The above attempts a rational take on the event. What I feel today is Auden’s poem of grief.
Stop all the clocks, cut off the telephone,
Prevent the dog from barking with a juicy bone,
Silence the pianos and with muffled drum
Bring out the coffin, let the mourners come.
Let aeroplanes circle moaning overhead
Scribbling on the sky the message He Is Dead,
Put crepe bows round the white necks of the public doves,
Let the traffic policemen wear black cotton gloves.
He was my North, my South, my East and West,
My working week and my Sunday rest,
My noon, my midnight, my talk, my song;I thought that love would last for ever: I was wrong.
The stars are not wanted now: put out every one;
Pack up the moon and dismantle the sun;
Pour away the ocean and sweep up the wood.
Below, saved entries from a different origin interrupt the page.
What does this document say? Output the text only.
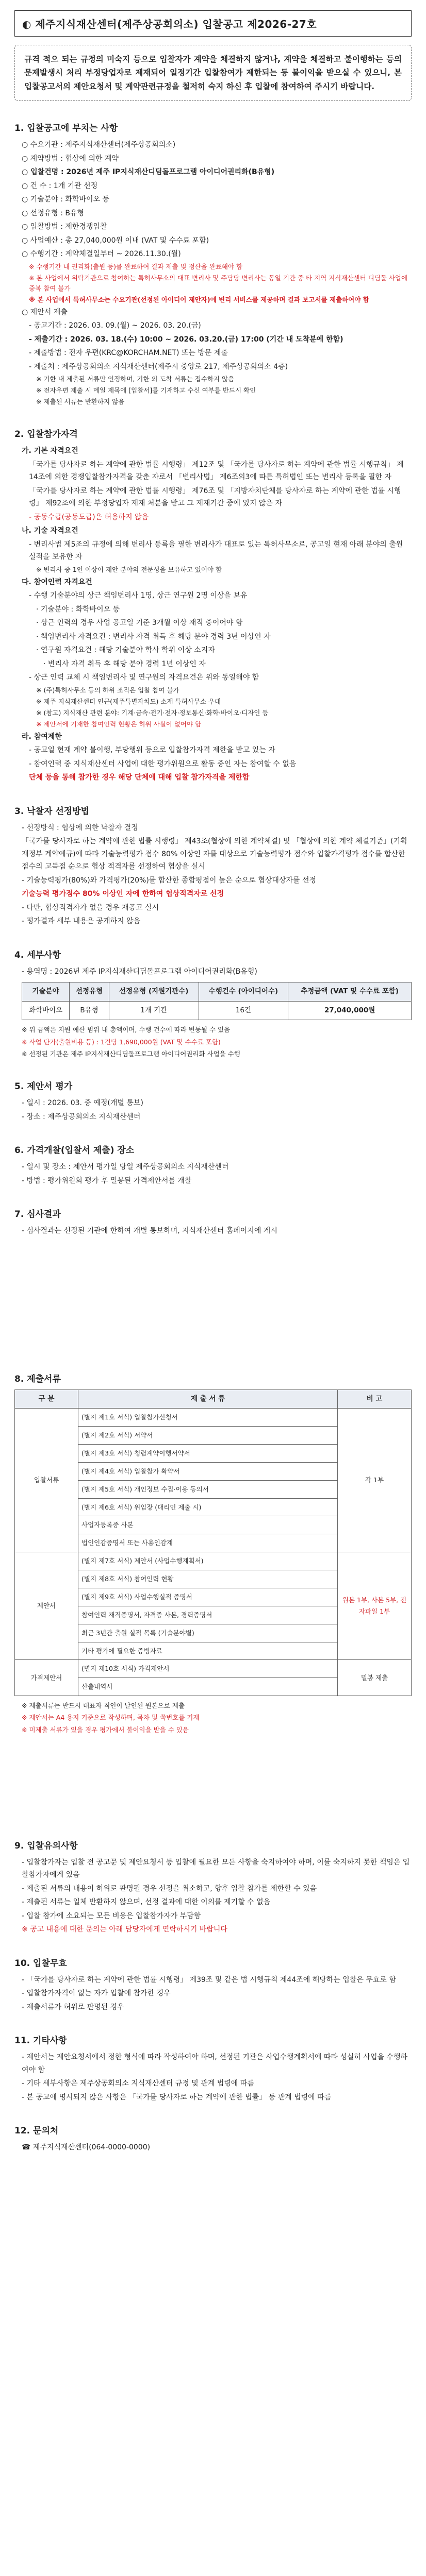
◐ 제주지식재산센터(제주상공회의소) 입찰공고 제2026-27호
규격 적으 되는 규정의 미숙지 등으로 입찰자가 계약을 체결하지 않거나, 계약을 체결하고 불이행하는 등의 문제발생시 처리 부정당업자로 제재되어 일정기간 입찰참여가 제한되는 등 불이익을 받으실 수 있으니, 본 입찰공고서의 제안요청서 및 계약관련규정을 철저히 숙지 하신 후 입찰에 참여하여 주시기 바랍니다.
1. 입찰공고에 부치는 사항

○ 수요기관 : 제주지식재산센터(제주상공회의소)

○ 계약방법 : 협상에 의한 계약

○ 입찰건명 : 2026년 제주 IP지식재산디딤돌프로그램 아이디어권리화(B유형)

○ 건 수 : 1개 기관 선정

○ 기술분야 : 화학바이오 등

○ 선정유형 : B유형

○ 입찰방법 : 제한경쟁입찰

○ 사업예산 : 총 27,040,000원 이내 (VAT 및 수수료 포함)

○ 수행기간 : 계약체결일부터 ~ 2026.11.30.(월)

※ 수행기간 내 권리화(출원 등)를 완료하여 결과 제출 및 정산을 완료해야 함

※ 본 사업에서 위탁기관으로 참여하는 특허사무소의 대표 변리사 및 주담당 변리사는 동일 기간 중 타 지역 지식재산센터 디딤돌 사업에 중복 참여 불가

※ 본 사업에서 특허사무소는 수요기관(선정된 아이디어 제안자)에 변리 서비스를 제공하며 결과 보고서를 제출하여야 함

○ 제안서 제출

- 공고기간 : 2026. 03. 09.(월) ~ 2026. 03. 20.(금)

- 제출기간 : 2026. 03. 18.(수) 10:00 ~ 2026. 03.20.(금) 17:00 (기간 내 도착분에 한함)

- 제출방법 : 전자 우편(KRC@KORCHAM.NET) 또는 방문 제출

- 제출처 : 제주상공회의소 지식재산센터(제주시 중앙로 217, 제주상공회의소 4층)

※ 기한 내 제출된 서류만 인정하며, 기한 외 도착 서류는 접수하지 않음

※ 전자우편 제출 시 메일 제목에 [입찰서]를 기재하고 수신 여부를 반드시 확인

※ 제출된 서류는 반환하지 않음

2. 입찰참가자격

가. 기본 자격요건

「국가를 당사자로 하는 계약에 관한 법률 시행령」 제12조 및 「국가를 당사자로 하는 계약에 관한 법률 시행규칙」 제14조에 의한 경쟁입찰참가자격을 갖춘 자로서 「변리사법」 제6조의3에 따른 특허법인 또는 변리사 등록을 필한 자

「국가를 당사자로 하는 계약에 관한 법률 시행령」 제76조 및 「지방자치단체를 당사자로 하는 계약에 관한 법률 시행령」 제92조에 의한 부정당업자 제재 처분을 받고 그 제재기간 중에 있지 않은 자

- 공동수급(공동도급)은 허용하지 않음

나. 기술 자격요건

- 변리사법 제5조의 규정에 의해 변리사 등록을 필한 변리사가 대표로 있는 특허사무소로, 공고일 현재 아래 분야의 출원 실적을 보유한 자

※ 변리사 중 1인 이상이 제안 분야의 전문성을 보유하고 있어야 함

다. 참여인력 자격요건

- 수행 기술분야의 상근 책임변리사 1명, 상근 연구원 2명 이상을 보유

· 기술분야 : 화학바이오 등

· 상근 인력의 경우 사업 공고일 기준 3개월 이상 재직 중이어야 함

· 책임변리사 자격요건 : 변리사 자격 취득 후 해당 분야 경력 3년 이상인 자

· 연구원 자격요건 : 해당 기술분야 학사 학위 이상 소지자

· 변리사 자격 취득 후 해당 분야 경력 1년 이상인 자

- 상근 인력 교체 시 책임변리사 및 연구원의 자격요건은 위와 동일해야 함

※ (주)특허사무소 등의 하위 조직은 입찰 참여 불가

※ 제주 지식재산센터 인근(제주특별자치도) 소재 특허사무소 우대

※ (참고) 지식재산 관련 분야: 기계·금속·전기·전자·정보통신·화학·바이오·디자인 등

※ 제안서에 기재한 참여인력 현황은 허위 사실이 없어야 함

라. 참여제한

- 공고일 현재 계약 불이행, 부당행위 등으로 입찰참가자격 제한을 받고 있는 자

- 참여인력 중 지식재산센터 사업에 대한 평가위원으로 활동 중인 자는 참여할 수 없음

단체 등을 통해 참가한 경우 해당 단체에 대해 입찰 참가자격을 제한함

3. 낙찰자 선정방법

- 선정방식 : 협상에 의한 낙찰자 결정

「국가를 당사자로 하는 계약에 관한 법률 시행령」 제43조(협상에 의한 계약체결) 및 「협상에 의한 계약 체결기준」(기획재정부 계약예규)에 따라 기술능력평가 점수 80% 이상인 자를 대상으로 기술능력평가 점수와 입찰가격평가 점수를 합산한 점수의 고득점 순으로 협상 적격자를 선정하여 협상을 실시

- 기술능력평가(80%)와 가격평가(20%)를 합산한 종합평점이 높은 순으로 협상대상자를 선정

기술능력 평가점수 80% 이상인 자에 한하여 협상적격자로 선정

- 다만, 협상적격자가 없을 경우 재공고 실시

- 평가결과 세부 내용은 공개하지 않음

4. 세부사항

- 용역명 : 2026년 제주 IP지식재산디딤돌프로그램 아이디어권리화(B유형)

기술분야	선정유형	선정유형 (지원기관수)	수행건수 (아이디어수)	추정금액 (VAT 및 수수료 포함)
화학바이오	B유형	1개 기관	16건	27,040,000원

※ 위 금액은 지원 예산 범위 내 총액이며, 수행 건수에 따라 변동될 수 있음

※ 사업 단가(출원비용 등) : 1건당 1,690,000원 (VAT 및 수수료 포함)

※ 선정된 기관은 제주 IP지식재산디딤돌프로그램 아이디어권리화 사업을 수행

5. 제안서 평가

- 일시 : 2026. 03. 중 예정(개별 통보)

- 장소 : 제주상공회의소 지식재산센터

6. 가격개찰(입찰서 제출) 장소

- 일시 및 장소 : 제안서 평가일 당일 제주상공회의소 지식재산센터

- 방법 : 평가위원회 평가 후 밀봉된 가격제안서를 개찰

7. 심사결과

- 심사결과는 선정된 기관에 한하여 개별 통보하며, 지식재산센터 홈페이지에 게시

8. 제출서류
구 분	제 출 서 류	비 고
입찰서류	(별지 제1호 서식) 입찰참가신청서	각 1부
	(별지 제2호 서식) 서약서	
	(별지 제3호 서식) 청렴계약이행서약서	
	(별지 제4호 서식) 입찰참가 확약서	
	(별지 제5호 서식) 개인정보 수집·이용 동의서	
	(별지 제6호 서식) 위임장 (대리인 제출 시)	
	사업자등록증 사본	
	법인인감증명서 또는 사용인감계	
제안서	(별지 제7호 서식) 제안서 (사업수행계획서)	원본 1부, 사본 5부, 전자파일 1부
	(별지 제8호 서식) 참여인력 현황	
	(별지 제9호 서식) 사업수행실적 증명서	
	참여인력 재직증명서, 자격증 사본, 경력증명서	
	최근 3년간 출원 실적 목록 (기술분야별)	
	기타 평가에 필요한 증빙자료	
가격제안서	(별지 제10호 서식) 가격제안서	밀봉 제출
	산출내역서	

※ 제출서류는 반드시 대표자 직인이 날인된 원본으로 제출

※ 제안서는 A4 용지 기준으로 작성하며, 목차 및 쪽번호를 기재

※ 미제출 서류가 있을 경우 평가에서 불이익을 받을 수 있음

9. 입찰유의사항

- 입찰참가자는 입찰 전 공고문 및 제안요청서 등 입찰에 필요한 모든 사항을 숙지하여야 하며, 이를 숙지하지 못한 책임은 입찰참가자에게 있음

- 제출된 서류의 내용이 허위로 판명될 경우 선정을 취소하고, 향후 입찰 참가를 제한할 수 있음

- 제출된 서류는 일체 반환하지 않으며, 선정 결과에 대한 이의를 제기할 수 없음

- 입찰 참가에 소요되는 모든 비용은 입찰참가자가 부담함

※ 공고 내용에 대한 문의는 아래 담당자에게 연락하시기 바랍니다

10. 입찰무효

- 「국가를 당사자로 하는 계약에 관한 법률 시행령」 제39조 및 같은 법 시행규칙 제44조에 해당하는 입찰은 무효로 함

- 입찰참가자격이 없는 자가 입찰에 참가한 경우

- 제출서류가 허위로 판명된 경우

11. 기타사항

- 제안서는 제안요청서에서 정한 형식에 따라 작성하여야 하며, 선정된 기관은 사업수행계획서에 따라 성실히 사업을 수행하여야 함

- 기타 세부사항은 제주상공회의소 지식재산센터 규정 및 관계 법령에 따름

- 본 공고에 명시되지 않은 사항은 「국가를 당사자로 하는 계약에 관한 법률」 등 관계 법령에 따름

12. 문의처

☎ 제주지식재산센터(064-0000-0000)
For nothing now can ever come to any good.
* * * * *
Declaration of interest
I am personally deeply affected by this. As an EU citizen of British nationality, I have today a right to live anywhere in the EU, and have retired to Spain and France. My wife Lu is Brazilian, and has a derived right of residence as my spouse. Now since I enjoy a decent taxable pension and comprehensive private medical insurance for both of us from my former employer, it would make no practical sense to throw us out. But not all the 1.8 million British citizens living in Europe are so fortunate. If working, they will lose employment rights. If retired, the arrangements for portability of medical care will unravel.
My three adult children were born in France and are variously affected in even more complex ways. Two have non-British partners. In addition to the legal issues, they will face grave questions of identity. They have always thought of themselves as British and European; now they may be forced to choose.
Thanks to all you Brexit voters for the royal clusterf*ck.